Photographer Ian Adams is done. "I'm not sure I have another Ohio book like this in me," he says.
Years of photographs, all taken as Adams traversed back and forth across the state, have gone into completing his coffee-table tome, Ohio: A Bicentennial Portrait, to commemorate 2003 as the 200th birthday of the Buckeye State.
"I have actually been driving 15,000 to 20,000 miles a year," he relates, speaking from his Cuyahoga Falls home. "I logged over half a million miles in my car, mostly a Jeep Cherokee."
His method follows the three S's: study, search and serendipity.
"I certainly spend a lot of time networking across the state," he explains. "I did all of the captions for the book. I found the most incredible information just by searching the World Wide Web. At some point, you actually have to get off your butt and get in your car and drive along the back roads."
Driving around Ohio has allowed Adams to discover images that others might pass on by. Vibrant yellow daffodils poke through the pure white snow at Lantern Court in Northeast Ohio. A misty morning and muddy water barely conceal a wooden boardwalk along the Ohio-Erie Canal Towpath Trail in Summit County. Rolling fields near Winesburg in Amish country allow wheat shocks to dry.
"It's a celebration of the Ohio landscape," Adams says. "It's not in any way meant to be a day in the life of Ohio."
It'd be one awfully long day if it was.
The letters on the bricks aren't easy to read. It's clear something is imprinted amidst the various shades of orange and red that line the side of Route 278, but on only one do the letters clear of paint and cement to form something legible: Nelsonville Block.
"If you drive Route 278, you go right past these old brick kilns," Adams says. "They're sort of preserved by the side of the road. It just became an interesting abstract, and frankly I love stuff like that."
The countryside, no matter its shape or design, has long been the focus of Adams' work.
"I've always been interested in landscape photography," he says. "We don't have the dramatic landscapes that they have out West. I think I've always been drawn to the oldest landscapes. I just tend to find myself drawn to the older landscapes as opposed to the newer ones as a photographer."
With that said, one thing is noticeably missing from Adams' images. Well, for the most part.
"I sort of tend to think of people as incidental to photographs," he explains.
If humans enter the scene, they're typically part of the background. An exception to Adams' viewpoint was found near Mount Hope in Holmes County.
"I've continued to document rural Ohio," he says. "I love going out to Ohio's rural Amish country."
Adams caught on film the Amish tradition of a barn-raising.

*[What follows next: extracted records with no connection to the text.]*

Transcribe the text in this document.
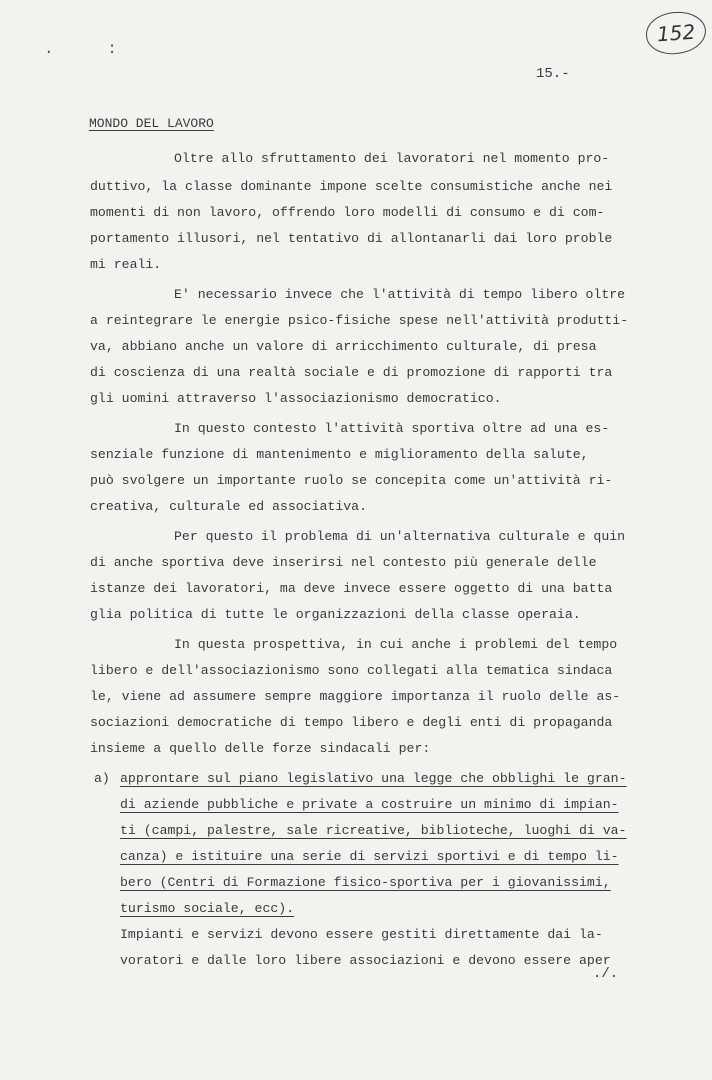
152
. :
15.-
MONDO DEL LAVORO
Oltre allo sfruttamento dei lavoratori nel momento pro-
duttivo, la classe dominante impone scelte consumistiche anche nei
momenti di non lavoro, offrendo loro modelli di consumo e di com-
portamento illusori, nel tentativo di allontanarli dai loro proble
mi reali.
E' necessario invece che l'attività di tempo libero oltre
a reintegrare le energie psico-fisiche spese nell'attività produtti-
va, abbiano anche un valore di arricchimento culturale, di presa
di coscienza di una realtà sociale e di promozione di rapporti tra
gli uomini attraverso l'associazionismo democratico.
In questo contesto l'attività sportiva oltre ad una es-
senziale funzione di mantenimento e miglioramento della salute,
può svolgere un importante ruolo se concepita come un'attività ri-
creativa, culturale ed associativa.
Per questo il problema di un'alternativa culturale e quin
di anche sportiva deve inserirsi nel contesto più generale delle
istanze dei lavoratori, ma deve invece essere oggetto di una batta
glia politica di tutte le organizzazioni della classe operaia.
In questa prospettiva, in cui anche i problemi del tempo
libero e dell'associazionismo sono collegati alla tematica sindaca
le, viene ad assumere sempre maggiore importanza il ruolo delle as-
sociazioni democratiche di tempo libero e degli enti di propaganda
insieme a quello delle forze sindacali per:
a) approntare sul piano legislativo una legge che obblighi le gran-
di aziende pubbliche e private a costruire un minimo di impian-
ti (campi, palestre, sale ricreative, biblioteche, luoghi di va-
canza) e istituire una serie di servizi sportivi e di tempo li-
bero (Centri di Formazione fisico-sportiva per i giovanissimi,
turismo sociale, ecc).
Impianti e servizi devono essere gestiti direttamente dai la-
voratori e dalle loro libere associazioni e devono essere aper
./.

It's a show of the strength of community as 200 men assembled the structure, primarily using hand tools, in one day.
"I tried to photograph them from a distance," he says. "I tried to capture them from behind. They really don't like standing there and mugging for the camera."
Though Adams has a penchant for rural life, he by no means neglects urban structures. And yes, that does include some time spent here in the Queen City. Perusing Ohio: A Bicentennial Portrait, Cincinnatians should recognize such familiar landmarks such as the John Roebling Suspension Bridge, Hughes High School, Withrow High School and a view of the downtown skyline shot from the steps of Mount Adams' Holy Cross-Immaculata Church.
"I think Cincinnati has done a better job of retaining a lot of its historic architecture, particularly in Over-the-Rhine, not withstanding the problems it has there," he says.
Maybe a commendation like that means Adams isn't done photographing Ohio just yet.
IAN ADAMS will sign and discuss Ohio: A Bicentennial Portrait at 11 a.m. Saturday at Joseph-Beth Booksellers.